Les échappées littéraires : Au Sommet D’une Dune

Avec cette publication, nous inaugurons aujourd’hui l’ouverture de nouvelles colonnes sur notre site, entièrement dédiées à la création. Chaque week-end retrouvez un nouveau texte (ou encore d’autres choses, qui sait) de la part de l‘atelier d’écriture de la Mission Culture, mais aussi des créations originales de nos adhérent·e·s.

Bonne lecture !

Au sommet d’une dune 

Pourquoi t’es-tu retiré si loin des hommes ? Tu es venu à moi qui n’ai rien d’autre à t’offrir qu’une mort douloureuse. Affamé ou étouffé par la chaleur, c’est cela ton destin si tu décides de rester ici… Tu ne m’entends pas, mais je suis là. Je te vois, t’écoute et te ressens. Je t’accompagnerai en silence vers la mort que tu as choisie. 

Tu t’assois sur une dune. Tu as opté pour celle-là, elle n’a pourtant rien de particulier. Comme toutes les autres, elle n’est qu’un amas de sable façonné par le vent. Mais ton choix est fait, cela se fera ici. Il est temps maintenant de commencer le rituel. En premier lieu, ton offrande : l’eau dont cette terre manque tant. Tu la verses en petites gouttes d’abord, mais le flot de sanglots ne tarde pas. Je recueille l’eau, mais laisse le sel comme preuve de ton passage, de ton existence pour dire que tu as été là, sur ta dune. 

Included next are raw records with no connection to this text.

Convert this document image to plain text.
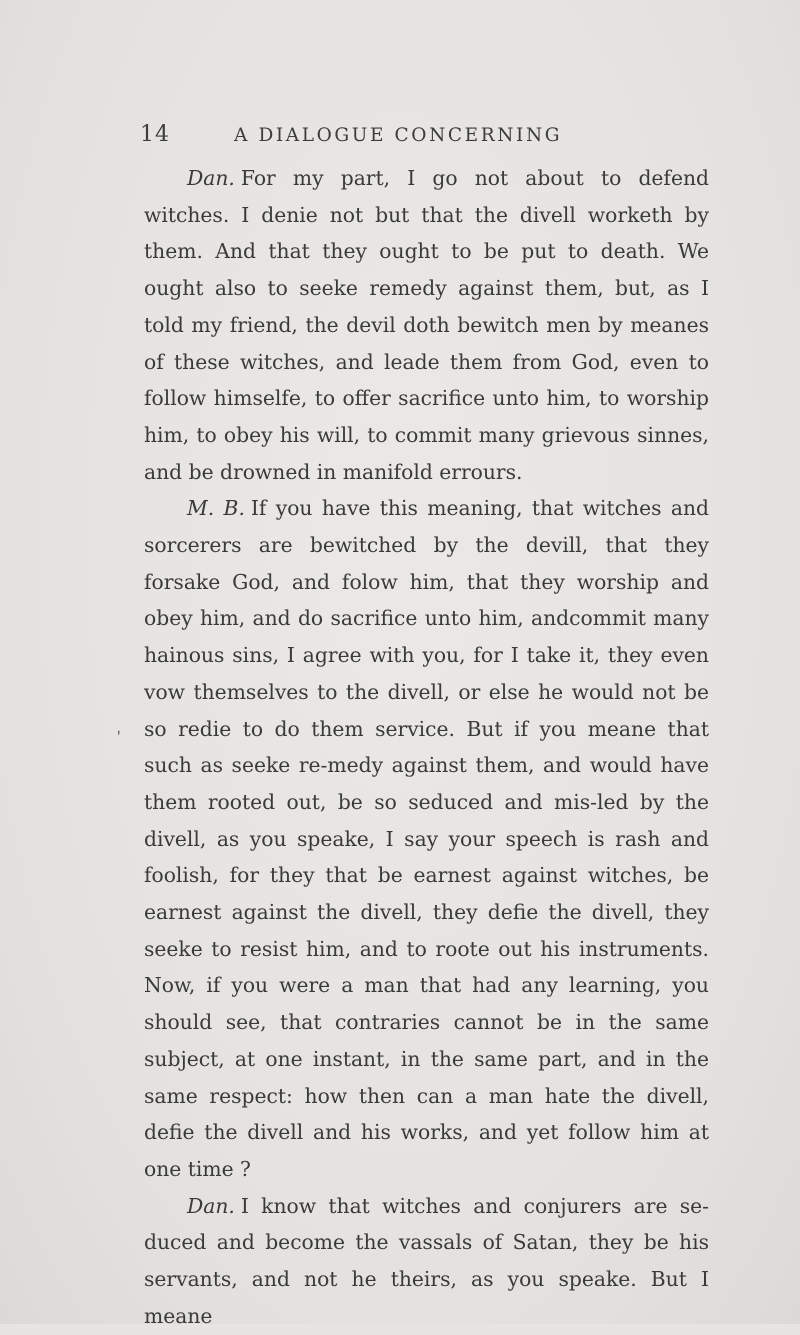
14	A DIALOGUE CONCERNING

Dan. For my part, I go not about to defend witches. I denie not but that the divell worketh by them. And that they ought to be put to death. We ought also to seeke remedy against them, but, as I told my friend, the devil doth bewitch men by meanes of these witches, and leade them from God, even to follow himselfe, to offer sacrifice unto him, to worship him, to obey his will, to commit many grievous sinnes, and be drowned in manifold errours.

M. B. If you have this meaning, that witches and sorcerers are bewitched by the devill, that they forsake God, and folow him, that they worship and obey him, and do sacrifice unto him, andcommit many hainous sins, I agree with you, for I take it, they even vow themselves to the divell, or else he would not be so redie to do them service. But if you meane that such as seeke re-medy against them, and would have them rooted out, be so seduced and mis-led by the divell, as you speake, I say your speech is rash and foolish, for they that be earnest against witches, be earnest against the divell, they defie the divell, they seeke to resist him, and to roote out his instruments. Now, if you were a man that had any learning, you should see, that contraries cannot be in the same subject, at one instant, in the same part, and in the same respect: how then can a man hate the divell, defie the divell and his works, and yet follow him at one time ?

Dan. I know that witches and conjurers are se-duced and become the vassals of Satan, they be his servants, and not he theirs, as you speake. But I meane

⸴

Tes larmes me racontent ton histoire. L’amour, c’est ce qui t’amène ici. Tu as aimé, de cet amour pur, passionné et dévoué. Elle t’a aimé elle aussi. Pendant un moment vous avez été heureux. La chaleur du désert en finit vite avec tes pleurs. Tu t’endors maintenant, éreinté par ton voyage. Il ne fait pas encore nuit, tu profites encore de la chaleur du soleil sur ta dune.  

Il a l’air tellement plus beau maintenant. 

Les hommes se disent cela lorsque la fin est proche, tout devient plus beau à la fin. Le rituel est en bonne voie. La nuit te fait regretter maintenant l’enfer de la journée. Recroquevillé sur toi-même, sans trembler, comme pour absorber le froid et supporter le lendemain, tu t’endors paisiblement.  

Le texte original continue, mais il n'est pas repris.